USAID rolls out project to deepen accountability process in Ghana
The United States Agency for International Development (USAID) has rolled-out a project to deepen accountability and transparency in local governance in Ghana, to make the assemblies more responsive to citizens’ needs.
The USAID Ghana Mission Director, Mr Andy Karas, at a community durbar in Amanase in the Ayensuano District of the Eastern Region, said the USAID has noticed that progress in education, health, agriculture and other sectors depend largely on good governance, especially accountability at the local level.
He said it is in line with this that the USAID is providing funds for the implementation of the Ghana’s Strengthening Accountability Mechanisms (GSAM) project, which seeks to improve citizens capacity to engage with their local government authorities to demand accountability and improved performance.
Mr Karas was in the company of the Deputy USAID Mission Director, Mr Steven Hendrix, Chief of Party for the GSAM project, Mr Clement Tandoh and Country Director for CARE International in Ghana, Mr Elkanah Odembo.
Hopeline Institute, a civil society organisation (CSO), organised the durbar to share the findings of performance audits of the District Assembly conducted by the Ghana Audit Service as part of the GSAM project.
The audit service examined two projects constructed by the assembly, specifically how the assembly initiated these projects, how it procured and engaged the contractors, how it supervised, monitored and reported on the progress of work, among others.
According to the Programmes Coordinator of Hopeline Institute, Mr Ebow Graham the audit found that the assembly followed due process in initiating, planning and budgeting for these projects.
It also adhered to the Procurement Law in procuring and engaging contractors.

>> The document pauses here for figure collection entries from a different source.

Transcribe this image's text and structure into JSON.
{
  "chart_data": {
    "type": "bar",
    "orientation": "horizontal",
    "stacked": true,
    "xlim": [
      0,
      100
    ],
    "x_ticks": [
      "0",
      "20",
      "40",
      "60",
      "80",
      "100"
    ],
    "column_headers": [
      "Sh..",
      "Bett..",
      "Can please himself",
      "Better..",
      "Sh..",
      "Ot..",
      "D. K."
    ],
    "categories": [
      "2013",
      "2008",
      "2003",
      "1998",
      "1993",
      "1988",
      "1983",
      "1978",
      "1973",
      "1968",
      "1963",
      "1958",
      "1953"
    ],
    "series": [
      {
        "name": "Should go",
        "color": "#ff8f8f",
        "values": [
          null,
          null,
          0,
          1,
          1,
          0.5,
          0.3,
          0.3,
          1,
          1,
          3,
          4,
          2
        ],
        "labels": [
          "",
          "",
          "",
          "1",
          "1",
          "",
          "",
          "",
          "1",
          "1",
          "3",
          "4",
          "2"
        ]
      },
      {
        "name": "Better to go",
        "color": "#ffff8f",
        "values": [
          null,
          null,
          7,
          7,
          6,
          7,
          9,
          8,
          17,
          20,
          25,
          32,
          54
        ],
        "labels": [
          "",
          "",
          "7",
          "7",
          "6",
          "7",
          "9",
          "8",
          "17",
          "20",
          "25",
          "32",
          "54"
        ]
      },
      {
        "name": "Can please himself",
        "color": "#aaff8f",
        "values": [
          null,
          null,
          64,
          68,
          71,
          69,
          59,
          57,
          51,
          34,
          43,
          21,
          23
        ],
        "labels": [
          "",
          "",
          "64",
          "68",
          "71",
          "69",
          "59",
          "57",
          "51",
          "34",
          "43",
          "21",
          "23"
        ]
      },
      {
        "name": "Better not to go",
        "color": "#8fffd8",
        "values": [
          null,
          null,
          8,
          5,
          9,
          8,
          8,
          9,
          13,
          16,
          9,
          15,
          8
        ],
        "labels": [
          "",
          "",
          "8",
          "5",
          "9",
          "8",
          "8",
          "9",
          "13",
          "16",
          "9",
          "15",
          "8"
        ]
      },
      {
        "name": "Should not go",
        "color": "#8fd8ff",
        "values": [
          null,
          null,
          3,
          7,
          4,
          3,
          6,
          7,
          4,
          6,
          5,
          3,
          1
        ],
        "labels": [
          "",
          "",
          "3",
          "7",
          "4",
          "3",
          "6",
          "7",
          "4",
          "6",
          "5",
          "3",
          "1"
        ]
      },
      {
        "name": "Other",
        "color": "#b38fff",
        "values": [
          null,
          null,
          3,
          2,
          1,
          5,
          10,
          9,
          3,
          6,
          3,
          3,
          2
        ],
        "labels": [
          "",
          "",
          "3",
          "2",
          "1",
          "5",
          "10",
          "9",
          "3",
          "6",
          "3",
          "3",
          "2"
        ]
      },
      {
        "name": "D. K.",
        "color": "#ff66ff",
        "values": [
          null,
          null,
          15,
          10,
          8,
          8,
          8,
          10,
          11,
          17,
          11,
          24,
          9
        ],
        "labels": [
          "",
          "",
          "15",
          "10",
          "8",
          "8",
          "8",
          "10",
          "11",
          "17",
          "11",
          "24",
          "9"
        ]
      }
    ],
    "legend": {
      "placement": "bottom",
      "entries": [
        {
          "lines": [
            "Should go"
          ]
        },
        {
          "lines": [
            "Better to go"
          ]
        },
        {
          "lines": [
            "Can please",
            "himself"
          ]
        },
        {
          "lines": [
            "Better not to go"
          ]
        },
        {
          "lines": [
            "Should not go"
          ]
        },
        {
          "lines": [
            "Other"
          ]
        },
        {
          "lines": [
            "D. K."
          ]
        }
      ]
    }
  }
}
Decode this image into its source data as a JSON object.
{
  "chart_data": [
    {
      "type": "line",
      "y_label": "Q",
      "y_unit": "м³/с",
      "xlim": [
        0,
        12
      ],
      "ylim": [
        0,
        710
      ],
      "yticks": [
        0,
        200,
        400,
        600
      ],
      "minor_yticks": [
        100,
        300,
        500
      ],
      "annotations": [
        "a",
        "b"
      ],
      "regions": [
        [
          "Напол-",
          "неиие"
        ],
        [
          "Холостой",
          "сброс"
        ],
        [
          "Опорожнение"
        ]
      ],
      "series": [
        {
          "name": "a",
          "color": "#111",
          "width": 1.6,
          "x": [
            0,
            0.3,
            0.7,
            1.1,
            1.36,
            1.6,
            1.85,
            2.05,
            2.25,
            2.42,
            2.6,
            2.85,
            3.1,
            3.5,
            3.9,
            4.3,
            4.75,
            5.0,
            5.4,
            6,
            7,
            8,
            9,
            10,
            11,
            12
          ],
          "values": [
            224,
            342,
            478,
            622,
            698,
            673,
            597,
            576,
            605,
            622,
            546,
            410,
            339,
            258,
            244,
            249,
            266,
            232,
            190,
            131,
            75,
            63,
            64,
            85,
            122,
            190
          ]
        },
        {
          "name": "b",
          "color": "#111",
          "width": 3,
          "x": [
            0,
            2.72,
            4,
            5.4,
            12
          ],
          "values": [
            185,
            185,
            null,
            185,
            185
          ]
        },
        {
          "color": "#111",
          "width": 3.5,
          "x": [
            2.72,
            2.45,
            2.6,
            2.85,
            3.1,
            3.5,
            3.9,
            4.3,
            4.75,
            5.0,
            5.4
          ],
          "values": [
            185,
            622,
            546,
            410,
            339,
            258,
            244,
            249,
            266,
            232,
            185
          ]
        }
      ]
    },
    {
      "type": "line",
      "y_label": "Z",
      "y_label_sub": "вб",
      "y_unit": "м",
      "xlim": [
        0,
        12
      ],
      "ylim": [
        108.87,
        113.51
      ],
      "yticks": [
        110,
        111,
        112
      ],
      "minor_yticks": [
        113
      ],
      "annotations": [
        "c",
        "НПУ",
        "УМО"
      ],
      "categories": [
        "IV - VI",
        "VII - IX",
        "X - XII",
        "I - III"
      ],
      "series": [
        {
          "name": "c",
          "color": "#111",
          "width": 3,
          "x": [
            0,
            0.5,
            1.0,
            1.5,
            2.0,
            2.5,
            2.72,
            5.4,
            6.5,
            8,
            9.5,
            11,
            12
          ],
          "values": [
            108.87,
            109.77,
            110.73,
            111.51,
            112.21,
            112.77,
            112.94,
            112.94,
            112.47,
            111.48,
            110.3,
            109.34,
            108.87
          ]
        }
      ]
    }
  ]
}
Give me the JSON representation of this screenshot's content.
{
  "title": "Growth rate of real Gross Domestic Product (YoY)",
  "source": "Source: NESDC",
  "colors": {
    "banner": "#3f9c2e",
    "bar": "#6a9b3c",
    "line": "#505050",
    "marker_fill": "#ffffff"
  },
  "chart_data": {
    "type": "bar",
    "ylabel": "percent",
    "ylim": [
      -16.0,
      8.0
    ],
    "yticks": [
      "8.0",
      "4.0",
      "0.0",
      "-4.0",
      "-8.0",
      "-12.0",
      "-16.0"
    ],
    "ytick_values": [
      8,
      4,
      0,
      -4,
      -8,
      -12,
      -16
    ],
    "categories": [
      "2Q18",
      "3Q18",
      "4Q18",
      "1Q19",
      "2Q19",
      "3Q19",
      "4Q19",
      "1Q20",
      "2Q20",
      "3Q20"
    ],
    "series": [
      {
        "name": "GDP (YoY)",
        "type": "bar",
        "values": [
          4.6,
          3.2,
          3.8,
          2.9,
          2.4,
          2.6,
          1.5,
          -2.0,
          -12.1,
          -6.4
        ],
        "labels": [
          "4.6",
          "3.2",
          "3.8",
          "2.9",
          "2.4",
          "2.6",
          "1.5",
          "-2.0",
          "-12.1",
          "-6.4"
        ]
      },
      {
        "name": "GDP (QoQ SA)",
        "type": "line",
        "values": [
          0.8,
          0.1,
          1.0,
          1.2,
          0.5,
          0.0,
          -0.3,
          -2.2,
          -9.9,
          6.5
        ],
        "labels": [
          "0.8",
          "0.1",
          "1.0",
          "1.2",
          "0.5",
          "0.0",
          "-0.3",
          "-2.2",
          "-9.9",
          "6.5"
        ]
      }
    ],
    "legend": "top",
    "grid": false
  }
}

However, there were some lapses in monitoring and supervision of the projects.
Whilst acknowledging that the assembly involves the community in initiating the construction of a 16-seater aqua privy in Amanase, the Chief, Barima Asamoah Asare Ampofo said the community had great difficulty using the toilet due to the stench.
He and other community members entreated the assembly to provide an improved toilet facility and other essential projects.

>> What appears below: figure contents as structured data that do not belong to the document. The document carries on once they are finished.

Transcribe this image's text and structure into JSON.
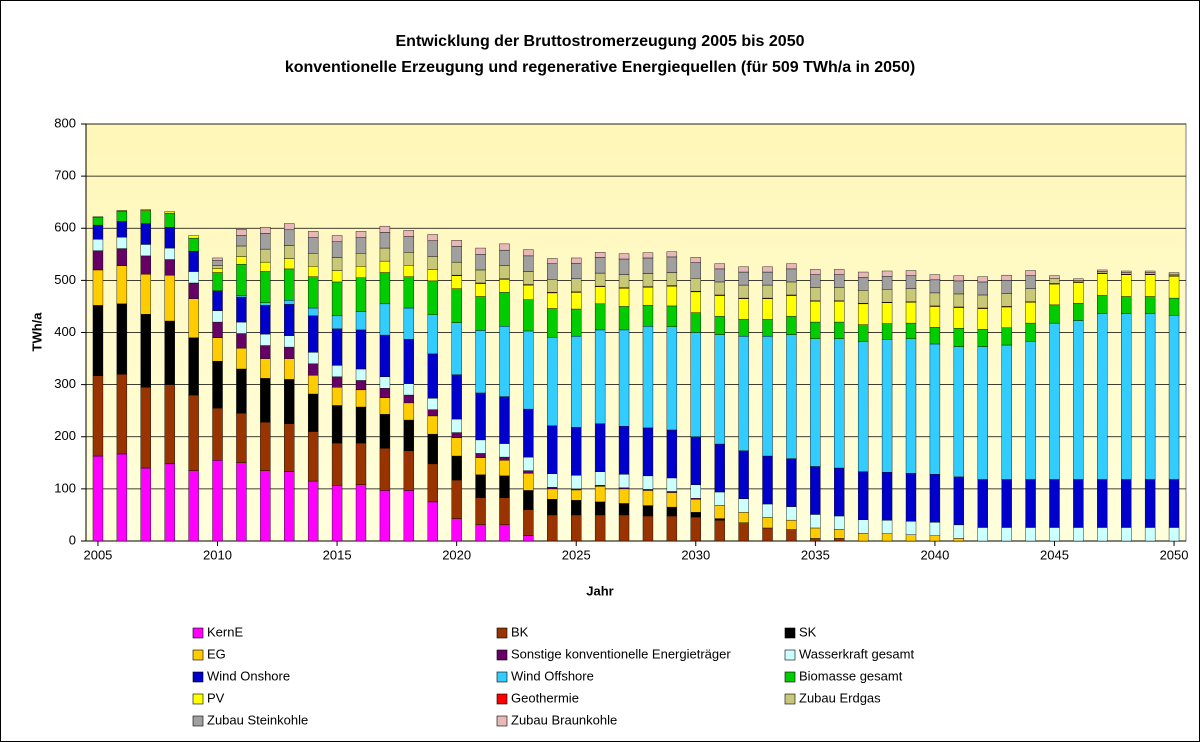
{
  "chart_data": {
    "type": "stacked_bar",
    "title": "Entwicklung der Bruttostromerzeugung 2005 bis 2050",
    "subtitle": "konventionelle Erzeugung und regenerative Energiequellen (für 509 TWh/a in 2050)",
    "x_label": "Jahr",
    "y_label": "TWh/a",
    "ylim": [
      0,
      800
    ],
    "yticks": [
      0,
      100,
      200,
      300,
      400,
      500,
      600,
      700,
      800
    ],
    "grid": true,
    "categories": [
      "2005",
      null,
      null,
      null,
      null,
      "2010",
      null,
      null,
      null,
      null,
      "2015",
      null,
      null,
      null,
      null,
      "2020",
      null,
      null,
      null,
      null,
      "2025",
      null,
      null,
      null,
      null,
      "2030",
      null,
      null,
      null,
      null,
      "2035",
      null,
      null,
      null,
      null,
      "2040",
      null,
      null,
      null,
      null,
      "2045",
      null,
      null,
      null,
      null,
      "2050"
    ],
    "series": [
      {
        "name": "KernE",
        "color": "#ff00ff",
        "values": [
          163,
          167,
          140,
          148,
          135,
          155,
          150,
          135,
          133,
          115,
          107,
          108,
          97,
          97,
          75,
          43,
          31,
          31,
          10,
          0,
          0,
          0,
          0,
          0,
          0,
          0,
          0,
          0,
          0,
          0,
          0,
          0,
          0,
          0,
          0,
          0,
          0,
          0,
          0,
          0,
          0,
          0,
          0,
          0,
          0,
          0
        ]
      },
      {
        "name": "BK",
        "color": "#993300",
        "values": [
          154,
          153,
          155,
          152,
          145,
          100,
          95,
          93,
          92,
          95,
          81,
          80,
          81,
          76,
          73,
          74,
          52,
          52,
          50,
          50,
          50,
          50,
          50,
          48,
          48,
          46,
          40,
          35,
          25,
          22,
          5,
          5,
          0,
          0,
          0,
          0,
          0,
          0,
          0,
          0,
          0,
          0,
          0,
          0,
          0,
          0
        ]
      },
      {
        "name": "SK",
        "color": "#000000",
        "values": [
          135,
          135,
          140,
          122,
          110,
          90,
          85,
          84,
          85,
          72,
          72,
          69,
          65,
          59,
          57,
          46,
          44,
          42,
          37,
          30,
          28,
          25,
          22,
          20,
          17,
          9,
          3,
          0,
          0,
          0,
          0,
          0,
          0,
          0,
          0,
          0,
          0,
          0,
          0,
          0,
          0,
          0,
          0,
          0,
          0,
          0
        ]
      },
      {
        "name": "EG",
        "color": "#ffcc00",
        "values": [
          68,
          73,
          77,
          88,
          75,
          45,
          40,
          38,
          40,
          36,
          35,
          33,
          32,
          33,
          35,
          35,
          33,
          30,
          33,
          20,
          20,
          30,
          28,
          29,
          28,
          25,
          25,
          20,
          20,
          18,
          20,
          17,
          15,
          14,
          12,
          10,
          5,
          0,
          0,
          0,
          0,
          0,
          0,
          0,
          0,
          0
        ]
      },
      {
        "name": "Sonstige konventionelle Energieträger",
        "color": "#660066",
        "values": [
          37,
          33,
          35,
          30,
          30,
          30,
          28,
          25,
          22,
          22,
          20,
          18,
          18,
          15,
          12,
          10,
          8,
          6,
          5,
          3,
          2,
          2,
          2,
          2,
          2,
          2,
          0,
          0,
          0,
          0,
          0,
          0,
          0,
          0,
          0,
          0,
          0,
          0,
          0,
          0,
          0,
          0,
          0,
          0,
          0,
          0
        ]
      },
      {
        "name": "Wasserkraft gesamt",
        "color": "#ccffff",
        "values": [
          22,
          22,
          22,
          22,
          22,
          22,
          22,
          22,
          22,
          22,
          22,
          22,
          22,
          22,
          22,
          26,
          26,
          26,
          26,
          26,
          26,
          26,
          26,
          26,
          26,
          26,
          26,
          26,
          26,
          26,
          26,
          26,
          26,
          26,
          26,
          26,
          26,
          26,
          26,
          26,
          26,
          26,
          26,
          26,
          26,
          26
        ]
      },
      {
        "name": "Wind Onshore",
        "color": "#0000cc",
        "values": [
          27,
          30,
          40,
          40,
          39,
          38,
          48,
          55,
          60,
          70,
          70,
          75,
          80,
          85,
          85,
          85,
          90,
          90,
          92,
          92,
          92,
          92,
          92,
          92,
          92,
          92,
          92,
          92,
          92,
          92,
          92,
          92,
          92,
          92,
          92,
          92,
          92,
          92,
          92,
          92,
          92,
          92,
          92,
          92,
          92,
          92
        ]
      },
      {
        "name": "Wind Offshore",
        "color": "#33ccff",
        "values": [
          0,
          0,
          0,
          0,
          0,
          0,
          3,
          5,
          8,
          15,
          25,
          35,
          60,
          60,
          75,
          100,
          120,
          135,
          150,
          170,
          175,
          180,
          185,
          195,
          198,
          200,
          210,
          220,
          230,
          238,
          245,
          248,
          250,
          255,
          258,
          250,
          250,
          255,
          258,
          265,
          300,
          305,
          318,
          318,
          318,
          315
        ]
      },
      {
        "name": "Biomasse gesamt",
        "color": "#00cc00",
        "values": [
          15,
          20,
          25,
          27,
          25,
          35,
          60,
          60,
          60,
          60,
          65,
          65,
          60,
          60,
          65,
          65,
          65,
          65,
          60,
          55,
          52,
          50,
          45,
          40,
          40,
          38,
          35,
          32,
          32,
          35,
          32,
          32,
          32,
          30,
          30,
          32,
          35,
          33,
          33,
          35,
          35,
          33,
          35,
          33,
          33,
          33
        ]
      },
      {
        "name": "PV",
        "color": "#ffff00",
        "values": [
          1,
          1,
          2,
          3,
          5,
          8,
          15,
          18,
          20,
          20,
          22,
          22,
          22,
          22,
          22,
          25,
          25,
          25,
          28,
          30,
          32,
          33,
          35,
          35,
          38,
          40,
          40,
          40,
          40,
          40,
          40,
          40,
          40,
          40,
          40,
          40,
          40,
          40,
          40,
          40,
          40,
          40,
          42,
          42,
          42,
          42
        ]
      },
      {
        "name": "Geothermie",
        "color": "#ff0000",
        "values": [
          0,
          0,
          0,
          0,
          0,
          0,
          0,
          0,
          0,
          0,
          0,
          0,
          0,
          0,
          0,
          1,
          1,
          1,
          1,
          1,
          1,
          1,
          1,
          1,
          1,
          1,
          1,
          1,
          1,
          1,
          1,
          1,
          1,
          1,
          1,
          1,
          1,
          1,
          1,
          1,
          1,
          1,
          1,
          1,
          1,
          1
        ]
      },
      {
        "name": "Zubau Erdgas",
        "color": "#c8c878",
        "values": [
          0,
          0,
          0,
          0,
          0,
          5,
          20,
          25,
          25,
          25,
          25,
          25,
          25,
          25,
          25,
          25,
          25,
          25,
          25,
          25,
          25,
          25,
          25,
          25,
          25,
          25,
          25,
          25,
          25,
          25,
          25,
          25,
          25,
          25,
          25,
          25,
          25,
          25,
          25,
          25,
          10,
          3,
          3,
          3,
          3,
          3
        ]
      },
      {
        "name": "Zubau Steinkohle",
        "color": "#a0a0a0",
        "values": [
          0,
          0,
          0,
          0,
          0,
          10,
          20,
          30,
          30,
          30,
          30,
          30,
          30,
          30,
          30,
          30,
          30,
          30,
          30,
          30,
          30,
          30,
          30,
          30,
          30,
          30,
          25,
          25,
          25,
          25,
          25,
          25,
          25,
          25,
          25,
          25,
          25,
          25,
          25,
          25,
          0,
          0,
          0,
          0,
          0,
          0
        ]
      },
      {
        "name": "Zubau Braunkohle",
        "color": "#e8b8b8",
        "values": [
          0,
          0,
          0,
          0,
          0,
          5,
          12,
          12,
          12,
          12,
          12,
          12,
          12,
          12,
          12,
          12,
          12,
          12,
          12,
          10,
          10,
          10,
          10,
          10,
          10,
          10,
          10,
          10,
          10,
          10,
          10,
          10,
          10,
          10,
          10,
          10,
          10,
          10,
          10,
          10,
          5,
          3,
          3,
          3,
          3,
          3
        ]
      }
    ]
  }
}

“We want the assembly to work on the market because when it rains, water goes in there,” said Gladys Kumi, a middle-aged woman.
Responding to the audit findings and the reactions of the citizens, the District Coordinating Director, Alhaji Mohammed Avonu Akape gave the assurance that the Assembly would continue to work in the interest of the communities and address the issues raised.

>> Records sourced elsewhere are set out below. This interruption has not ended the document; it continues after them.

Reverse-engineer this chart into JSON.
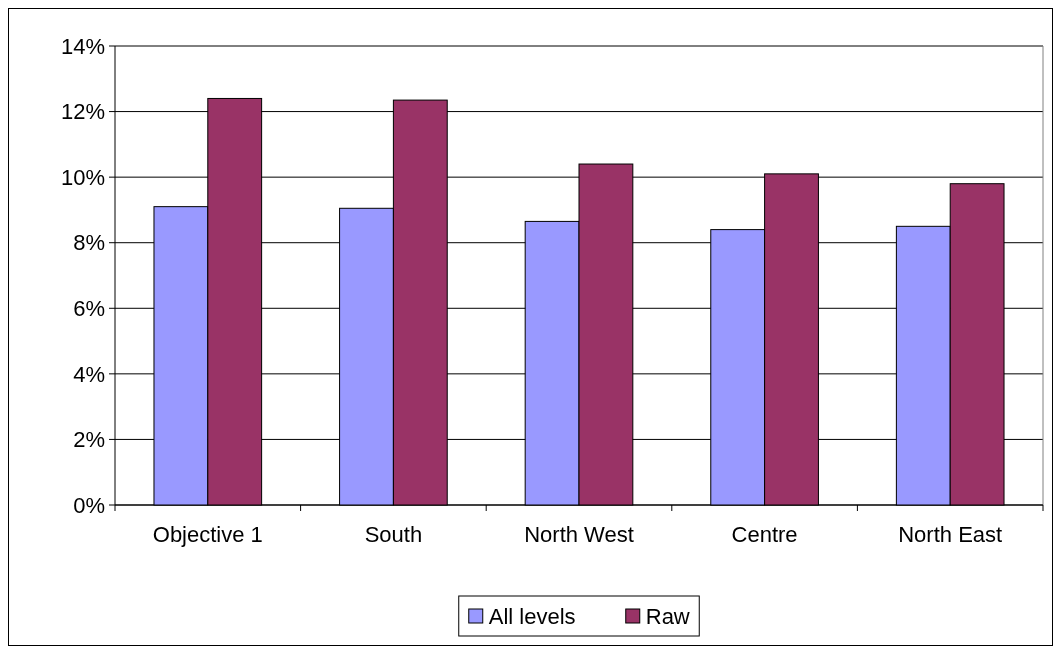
{
  "chart_data": {
    "type": "bar",
    "categories": [
      "Objective 1",
      "South",
      "North West",
      "Centre",
      "North East"
    ],
    "series": [
      {
        "name": "All levels",
        "color": "#9999ff",
        "values": [
          9.1,
          9.05,
          8.65,
          8.4,
          8.5
        ]
      },
      {
        "name": "Raw",
        "color": "#993366",
        "values": [
          12.4,
          12.35,
          10.4,
          10.1,
          9.8
        ]
      }
    ],
    "ylim": [
      0,
      14
    ],
    "yticks": [
      {
        "value": 0,
        "label": "0%"
      },
      {
        "value": 2,
        "label": "2%"
      },
      {
        "value": 4,
        "label": "4%"
      },
      {
        "value": 6,
        "label": "6%"
      },
      {
        "value": 8,
        "label": "8%"
      },
      {
        "value": 10,
        "label": "10%"
      },
      {
        "value": 12,
        "label": "12%"
      },
      {
        "value": 14,
        "label": "14%"
      }
    ],
    "grid": "y",
    "legend": "bottom"
  }
}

Although the district is relatively new, the Director said there was ample evidence that the assembly had done well in providing a lot of social amenities.
CARE International in Ghana, IBIS and ISODEC in collaboration with the Ghana Audit Service, are implementing the five-year GSAM project seeking to improve transparency, accountability and performance at the local government level, particularly in the planning and implementation of capital development projects.